I just finished reading Owen Gingerich's The Book Nobody Read: Chasing the Revolutions of Nicolaus Copernicus. Professor Gingerich, senior astronomer emeritus at the Smithsonian Astrophysical Observatory and research professor of astronomy and the history of science at Harvard, spent decades tracking down every known copy of Copernicus' famous book De revolutionibus orbium coelestium libri sex. It was in De revolutionibus that Copernicus proposed the heretical theory that the planets - including the Earth - orbit the Sun. The reigning paradigm had been one in which everything orbited the Earth.
The stories of Professor Gingerich's scientific detective work to find the just-over-600 known copies around the world are fascinating. One has to admire not only his scholarship but his tenacity.
When I saw this book in the bookstore I was drawn to it because of some personal circumstances.
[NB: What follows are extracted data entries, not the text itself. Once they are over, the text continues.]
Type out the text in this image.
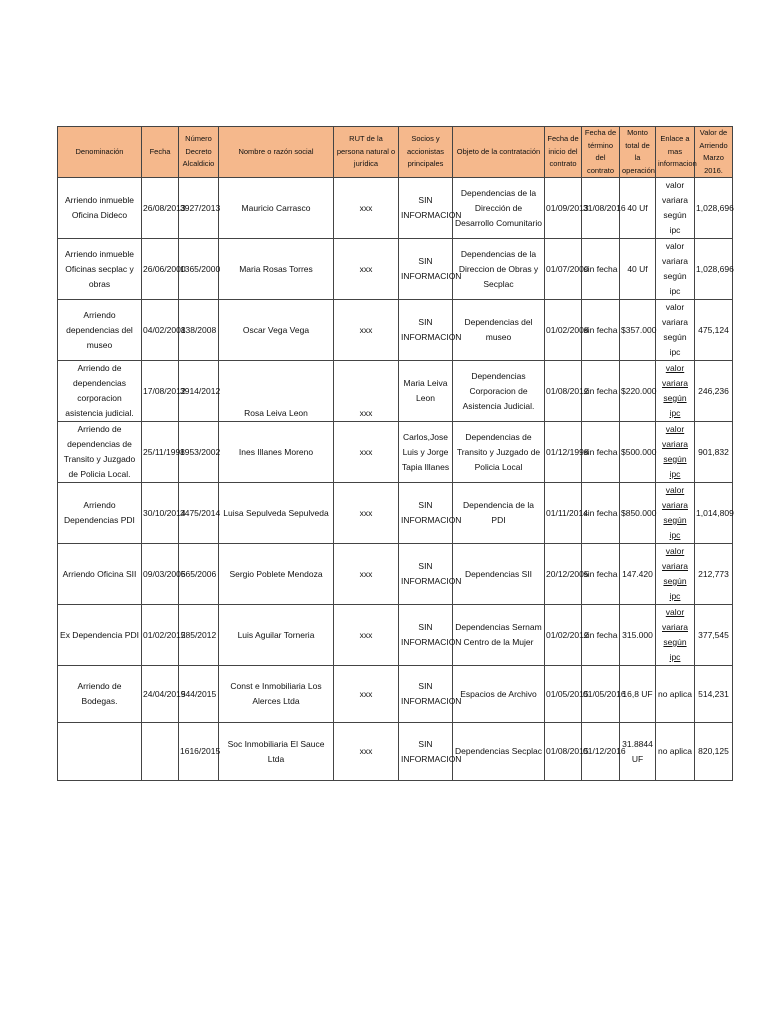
Denominación	Fecha	Número Decreto Alcaldicio	Nombre o razón social	RUT de la persona natural o jurídica	Socios y accionistas principales	Objeto de la contratación	Fecha de inicio del contrato	Fecha de término del contrato	Monto total de la operación	Enlace a mas informacion	Valor de Arriendo Marzo 2016.
Arriendo inmueble Oficina Dideco	26/08/2013	3927/2013	Mauricio Carrasco	xxx	SIN INFORMACION	Dependencias de la Dirección de Desarrollo Comunitario	01/09/2013	31/08/2016	40 Uf	valor variara según ipc	1,028,696
Arriendo inmueble Oficinas secplac y obras	26/06/2000	1365/2000	Maria Rosas Torres	xxx	SIN INFORMACION	Dependencias de la Direccion de Obras y Secplac	01/07/2000	sin fecha	40 Uf	valor variara según ipc	1,028,696
Arriendo dependencias del museo	04/02/2008	138/2008	Oscar Vega Vega	xxx	SIN INFORMACION	Dependencias del museo	01/02/2008	sin fecha	$357.000	valor variara según ipc	475,124
Arriendo de dependencias corporacion asistencia judicial.	17/08/2012	3914/2012	Rosa Leiva Leon	xxx	Maria Leiva Leon	Dependencias Corporacion de Asistencia Judicial.	01/08/2012	sin fecha	$220.000	valor variara según ipc	246,236
Arriendo de dependencias de Transito y Juzgado de Policia Local.	25/11/1998	1953/2002	Ines Illanes Moreno	xxx	Carlos,Jose Luis y Jorge Tapia Illanes	Dependencias de Transito y Juzgado de Policia Local	01/12/1998	sin fecha	$500.000	valor variara según ipc	901,832
Arriendo Dependencias PDI	30/10/2014	3475/2014	Luisa Sepulveda Sepulveda	xxx	SIN INFORMACION	Dependencia de la PDI	01/11/2014	sin fecha	$850.000	valor variara según ipc	1,014,809
Arriendo Oficina SII	09/03/2006	565/2006	Sergio Poblete Mendoza	xxx	SIN INFORMACION	Dependencias SII	20/12/2005	sin fecha	147.420	valor variara según ipc	212,773
Ex Dependencia PDI	01/02/2012	585/2012	Luis Aguilar Torneria	xxx	SIN INFORMACION	Dependencias Sernam Centro de la Mujer	01/02/2012	sin fecha	315.000	valor variara según ipc	377,545
Arriendo de Bodegas.	24/04/2015	944/2015	Const e Inmobiliaria Los Alerces Ltda	xxx	SIN INFORMACION	Espacios de Archivo	01/05/2015	01/05/2016	16,8 UF	no aplica	514,231
		1616/2015	Soc Inmobiliaria El Sauce Ltda	xxx	SIN INFORMACION	Dependencias Secplac	01/08/2015	01/12/2016	31.8844 UF	no aplica	820,125
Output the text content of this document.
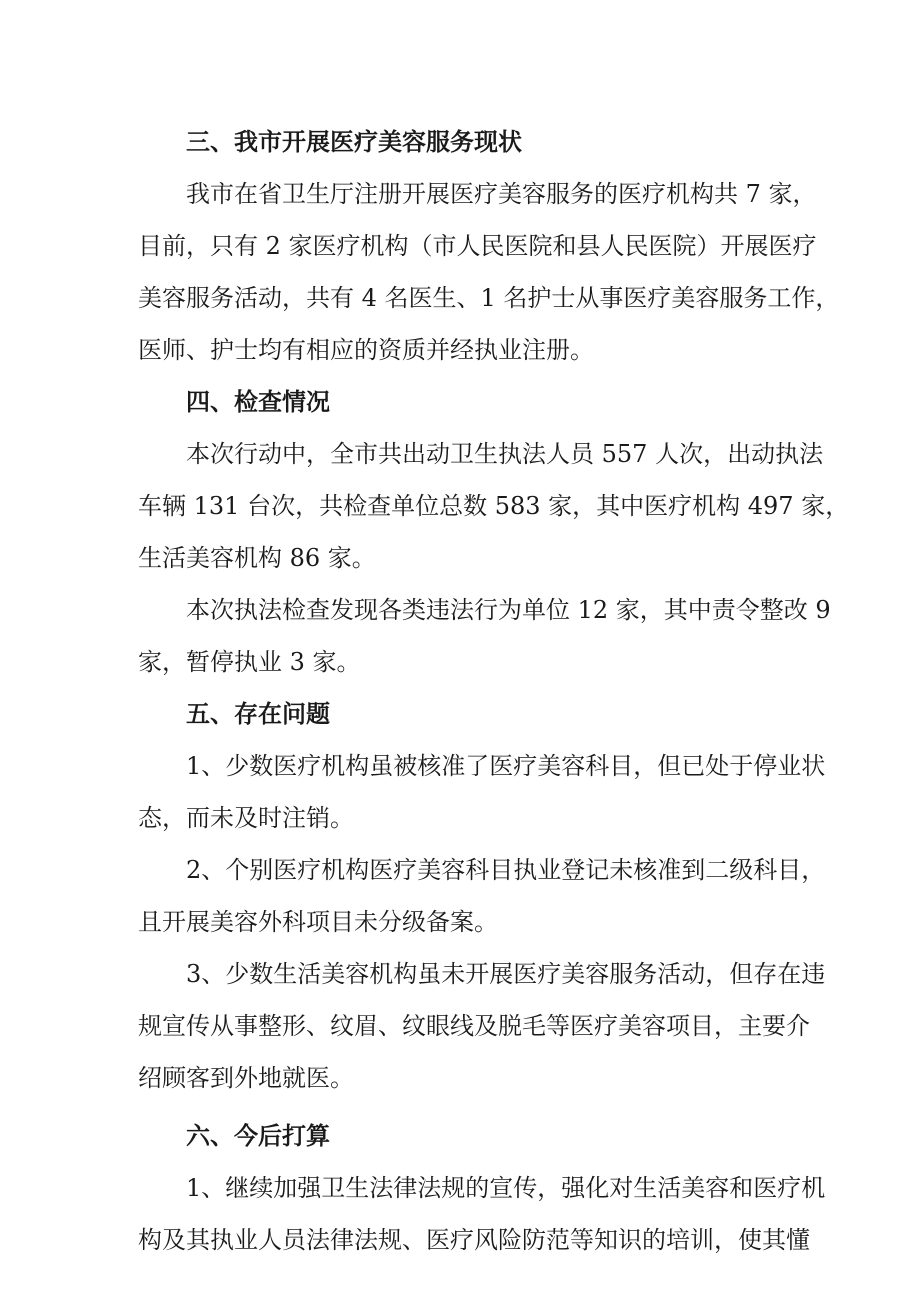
三、我市开展医疗美容服务现状
我市在省卫生厅注册开展医疗美容服务的医疗机构共 7 家，
目前，只有 2 家医疗机构（市人民医院和县人民医院）开展医疗
美容服务活动，共有 4 名医生、1 名护士从事医疗美容服务工作，
医师、护士均有相应的资质并经执业注册。
四、检查情况
本次行动中，全市共出动卫生执法人员 557 人次，出动执法
车辆 131 台次，共检查单位总数 583 家，其中医疗机构 497 家，
生活美容机构 86 家。
本次执法检查发现各类违法行为单位 12 家，其中责令整改 9
家，暂停执业 3 家。
五、存在问题
1、少数医疗机构虽被核准了医疗美容科目，但已处于停业状
态，而未及时注销。
2、个别医疗机构医疗美容科目执业登记未核准到二级科目，
且开展美容外科项目未分级备案。
3、少数生活美容机构虽未开展医疗美容服务活动，但存在违
规宣传从事整形、纹眉、纹眼线及脱毛等医疗美容项目，主要介
绍顾客到外地就医。
六、今后打算
1、继续加强卫生法律法规的宣传，强化对生活美容和医疗机
构及其执业人员法律法规、医疗风险防范等知识的培训，使其懂
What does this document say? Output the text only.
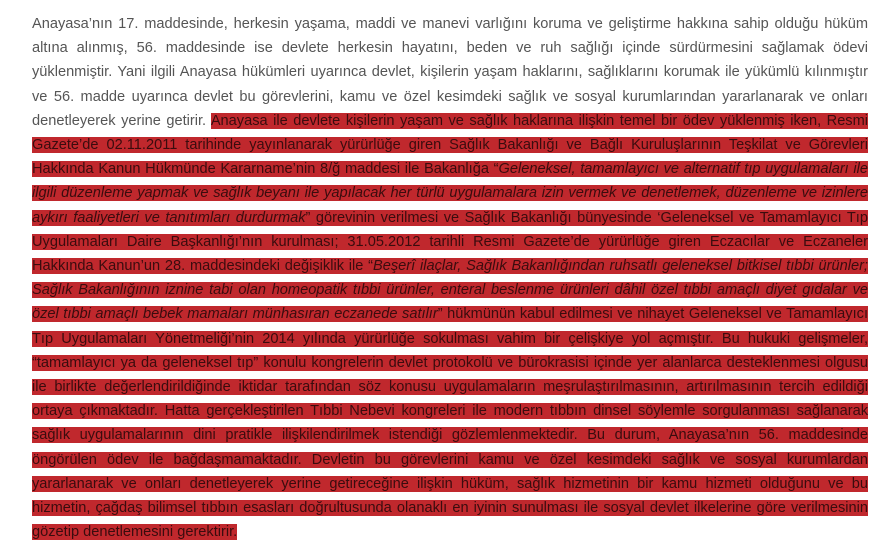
Anayasa’nın 17. maddesinde, herkesin yaşama, maddi ve manevi varlığını koruma ve geliştirme hakkına sahip olduğu hüküm altına alınmış, 56. maddesinde ise devlete herkesin hayatını, beden ve ruh sağlığı içinde sürdürmesini sağlamak ödevi yüklenmiştir. Yani ilgili Anayasa hükümleri uyarınca devlet, kişilerin yaşam haklarını, sağlıklarını korumak ile yükümlü kılınmıştır ve 56. madde uyarınca devlet bu görevlerini, kamu ve özel kesimdeki sağlık ve sosyal kurumlarından yararlanarak ve onları denetleyerek yerine getirir. Anayasa ile devlete kişilerin yaşam ve sağlık haklarına ilişkin temel bir ödev yüklenmiş iken, Resmi Gazete’de 02.11.2011 tarihinde yayınlanarak yürürlüğe giren Sağlık Bakanlığı ve Bağlı Kuruluşlarının Teşkilat ve Görevleri Hakkında Kanun Hükmünde Kararname’nin 8/ğ maddesi ile Bakanlığa “Geleneksel, tamamlayıcı ve alternatif tıp uygulamaları ile ilgili düzenleme yapmak ve sağlık beyanı ile yapılacak her türlü uygulamalara izin vermek ve denetlemek, düzenleme ve izinlere aykırı faaliyetleri ve tanıtımları durdurmak” görevinin verilmesi ve Sağlık Bakanlığı bünyesinde ‘Geleneksel ve Tamamlayıcı Tıp Uygulamaları Daire Başkanlığı’nın kurulması; 31.05.2012 tarihli Resmi Gazete’de yürürlüğe giren Eczacılar ve Eczaneler Hakkında Kanun’un 28. maddesindeki değişiklik ile “Beşerî ilaçlar, Sağlık Bakanlığından ruhsatlı geleneksel bitkisel tıbbi ürünler; Sağlık Bakanlığının iznine tabi olan homeopatik tıbbi ürünler, enteral beslenme ürünleri dâhil özel tıbbi amaçlı diyet gıdalar ve özel tıbbi amaçlı bebek mamaları münhasıran eczanede satılır” hükmünün kabul edilmesi ve nihayet Geleneksel ve Tamamlayıcı Tıp Uygulamaları Yönetmeliği’nin 2014 yılında yürürlüğe sokulması vahim bir çelişkiye yol açmıştır. Bu hukuki gelişmeler, “tamamlayıcı ya da geleneksel tıp” konulu kongrelerin devlet protokolü ve bürokrasisi içinde yer alanlarca desteklenmesi olgusu ile birlikte değerlendirildiğinde iktidar tarafından söz konusu uygulamaların meşrulaştırılmasının, artırılmasının tercih edildiği ortaya çıkmaktadır. Hatta gerçekleştirilen Tıbbi Nebevi kongreleri ile modern tıbbın dinsel söylemle sorgulanması sağlanarak sağlık uygulamalarının dini pratikle ilişkilendirilmek istendiği gözlemlenmektedir. Bu durum, Anayasa’nın 56. maddesinde öngörülen ödev ile bağdaşmamaktadır. Devletin bu görevlerini kamu ve özel kesimdeki sağlık ve sosyal kurumlardan yararlanarak ve onları denetleyerek yerine getireceğine ilişkin hüküm, sağlık hizmetinin bir kamu hizmeti olduğunu ve bu hizmetin, çağdaş bilimsel tıbbın esasları doğrultusunda olanaklı en iyinin sunulması ile sosyal devlet ilkelerine göre verilmesinin gözetip denetlemesini gerektirir.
Several years ago I was helping a friend clean out his father’s basement. Paul said to take anything I wanted, as it was all going in the trash. There were a number of books, most of them of no interest. But one caught my eye. It was very old, and the cover was not in good shape. The title page was missing as well. The book was written entirely in German but I was able to tell that the author's foreword was dated March 25, 1777. What was most interesting were the tipped-in star charts in the back of this small book. There is one for each month of the year, with the constellations artistically depicted. There is also one showing the orbits of the planets and one showing the face of the moon.
I couldn’t take the book – not when I suspected it might be worth something. But I did some research and discovered that the book is Johann Elert Bode’s Anleitung zur Kenntniss des gestirnten Himmels. I believe because of the date of Bode’s foreword that this is probably the third edition, as the second edition came out in 1772. Subsequently I bought the book from Paul’s father and because of its condition I had it rebound. As far as I can tell it’s not particularly valuable, but the way in which I found the book, and the artwork in the charts, is enough to make me value the book highly.